Benjamin raised an eyebrow. “What work?”

“My research paper entry for the Westwin Research Journal has been approved as one of five finalists. The winner’s findings will be published in the journal as well as winning the ten-thousand-dollar prize.” She smiled. “Just think, we’ll be famous. Last year’s subject was how aging relates to location. The winner was interviewed on the Today show.”

She was bouncing again. This time with excitement. “I might finally get to go to New York City. I’ve always dreamed of seeing plays and walking through Central Park. They say you can hear the heartbeat of the whole world in the streets of New York.”

Benjamin fell into her pipe dream for a second. “If I had money to blow, I’d go to Paris and see Marie Curie’s office and lab. I’ve read every book about her dedication, her work, her life. Imagine walking the streets she walked.”

He didn’t mention that he’d also find his mother, if she was still alive. She’d left him when he was four years old, saying she must paint in Paris for a few months, but she never came back. He had only one question for her. Was the life she’d given him up for worth it?

Miss Clark frowned at him as if measuring his sanity. “Paris, really Benjamin, sometimes you surprise me.”

When he frowned at the use of his first name, she sighed, obviously reading his thoughts.

“Dr. Monroe,” she corrected. “We could split the research and the writing. I’ve already obtained the president’s approval for a small survey.
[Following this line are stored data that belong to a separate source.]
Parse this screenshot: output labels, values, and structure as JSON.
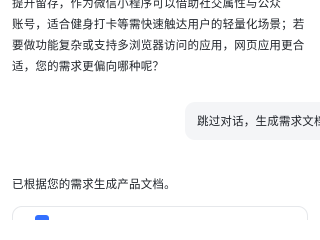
{
  "chat": {
    "assistant_message_lines": [
      "提升留存，作为微信小程序可以借助社交属性与公众",
      "账号，适合健身打卡等需快速触达用户的轻量化场景；若",
      "要做功能复杂或支持多浏览器访问的应用，网页应用更合",
      "适，您的需求更偏向哪种呢？"
    ],
    "user_message": "跳过对话，生成需求文档",
    "status_text": "已根据您的需求生成产品文档。"
  },
  "document_card": {
    "icon": "document-icon",
    "accent_color": "#3370ff"
  }
}
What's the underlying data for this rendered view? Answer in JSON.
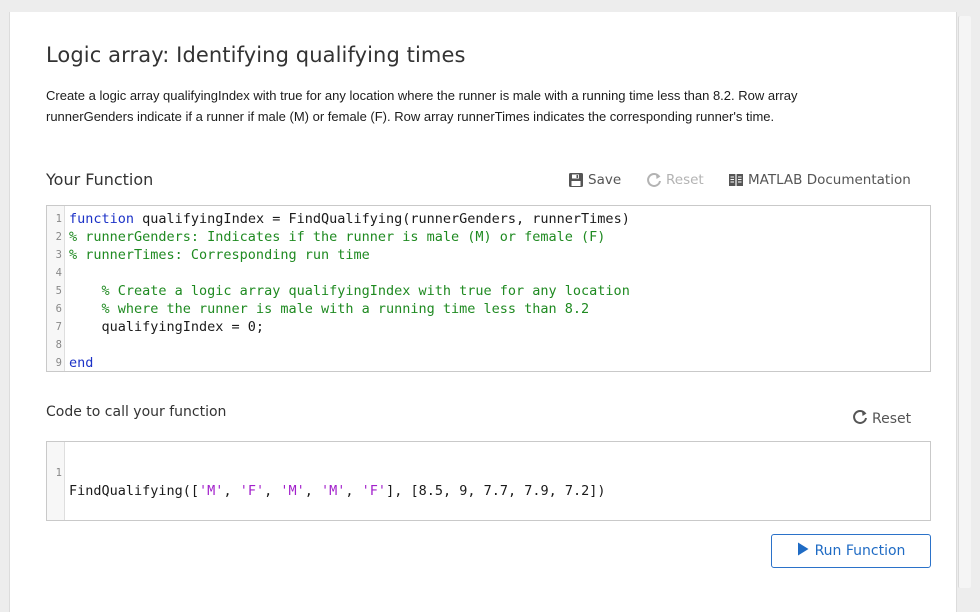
{
  "page": {
    "title": "Logic array: Identifying qualifying times",
    "description_lines": [
      "Create a logic array qualifyingIndex with true for any location where the runner is male with a running time less than 8.2. Row array",
      "runnerGenders indicate if a runner if male (M) or female (F). Row array runnerTimes indicates the corresponding runner's time."
    ]
  },
  "function_section": {
    "heading": "Your Function",
    "toolbar": {
      "save_label": "Save",
      "reset_label": "Reset",
      "doc_label": "MATLAB Documentation"
    },
    "lines": [
      {
        "n": "1",
        "kw": "function",
        "code": " qualifyingIndex = FindQualifying(runnerGenders, runnerTimes)",
        "comment": ""
      },
      {
        "n": "2",
        "kw": "",
        "code": "",
        "comment": "% runnerGenders: Indicates if the runner is male (M) or female (F)"
      },
      {
        "n": "3",
        "kw": "",
        "code": "",
        "comment": "% runnerTimes: Corresponding run time"
      },
      {
        "n": "4",
        "kw": "",
        "code": "",
        "comment": ""
      },
      {
        "n": "5",
        "kw": "",
        "code": "    ",
        "comment": "% Create a logic array qualifyingIndex with true for any location"
      },
      {
        "n": "6",
        "kw": "",
        "code": "    ",
        "comment": "% where the runner is male with a running time less than 8.2"
      },
      {
        "n": "7",
        "kw": "",
        "code": "    qualifyingIndex = 0;",
        "comment": ""
      },
      {
        "n": "8",
        "kw": "",
        "code": "",
        "comment": ""
      },
      {
        "n": "9",
        "kw": "end",
        "code": "",
        "comment": ""
      }
    ]
  },
  "call_section": {
    "heading": "Code to call your function",
    "reset_label": "Reset",
    "line_number": "1",
    "tokens": [
      {
        "t": "FindQualifying([",
        "c": "plain"
      },
      {
        "t": "'M'",
        "c": "str"
      },
      {
        "t": ", ",
        "c": "plain"
      },
      {
        "t": "'F'",
        "c": "str"
      },
      {
        "t": ", ",
        "c": "plain"
      },
      {
        "t": "'M'",
        "c": "str"
      },
      {
        "t": ", ",
        "c": "plain"
      },
      {
        "t": "'M'",
        "c": "str"
      },
      {
        "t": ", ",
        "c": "plain"
      },
      {
        "t": "'F'",
        "c": "str"
      },
      {
        "t": "], [8.5, 9, 7.7, 7.9, 7.2])",
        "c": "plain"
      }
    ]
  },
  "run_button": {
    "label": "Run Function"
  },
  "colors": {
    "keyword": "#1c32c7",
    "comment": "#1f8a21",
    "string": "#a21fcb",
    "accent": "#1f6bc4"
  }
}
All we have is a month to get this done, but we’ve got spring break to kick off our project with a bang.”

He nodded slowly, not willing to jump in, but willing to listen. “What is our topic of research?”

Blushing, she added, “Redefining sexual attractions in today’s world.”

Benjamin straightened slightly.

Miss Clark giggled. “We could call it, ‘The Chemistry of Mating.’”

He swallowed hard as she turned and bounced out of the room.

For a few moments, Benjamin forgot to breathe. Calamity had blown in on a tornado with red hair.

The only good news. Spring break wasn’t going to be boring.

 

 

Chapter 2

Ketch

When his Friday night class ended, Ketch Kincaid marched down the sleeping streets of Clifton in fast military steps. Peaceful shadows rested between houses and the melody of a spring night did nothing to calm him as he stormed toward what the locals called Low Street.

As he neared neon blinking lights, his surroundings darkened with caution and the melody of the night changed to a raging heartbeat. Trash rattled in the roughly paved street, echoing the rush of water from the river a few hundred yards away. This was a street, he thought, where dreams go to die, and his just had taken their last breath.

The barn-of-a-bar that backed against old train tracks wasn’t much to look at in daylight. Now, lit only by a sliver of moon, the COME ON IN, PARTNER sign seemed more an order than an invitation.

A hungry wind suddenly howled through the valley. The old bar seemed morose, as if the building was rotting from the inside out.

Just the kind of place Ketch was looking for.

His worn steel-toed boots throbbed against the plank sidewalk like a ragging heartbeat as he rushed toward his own personal implosion.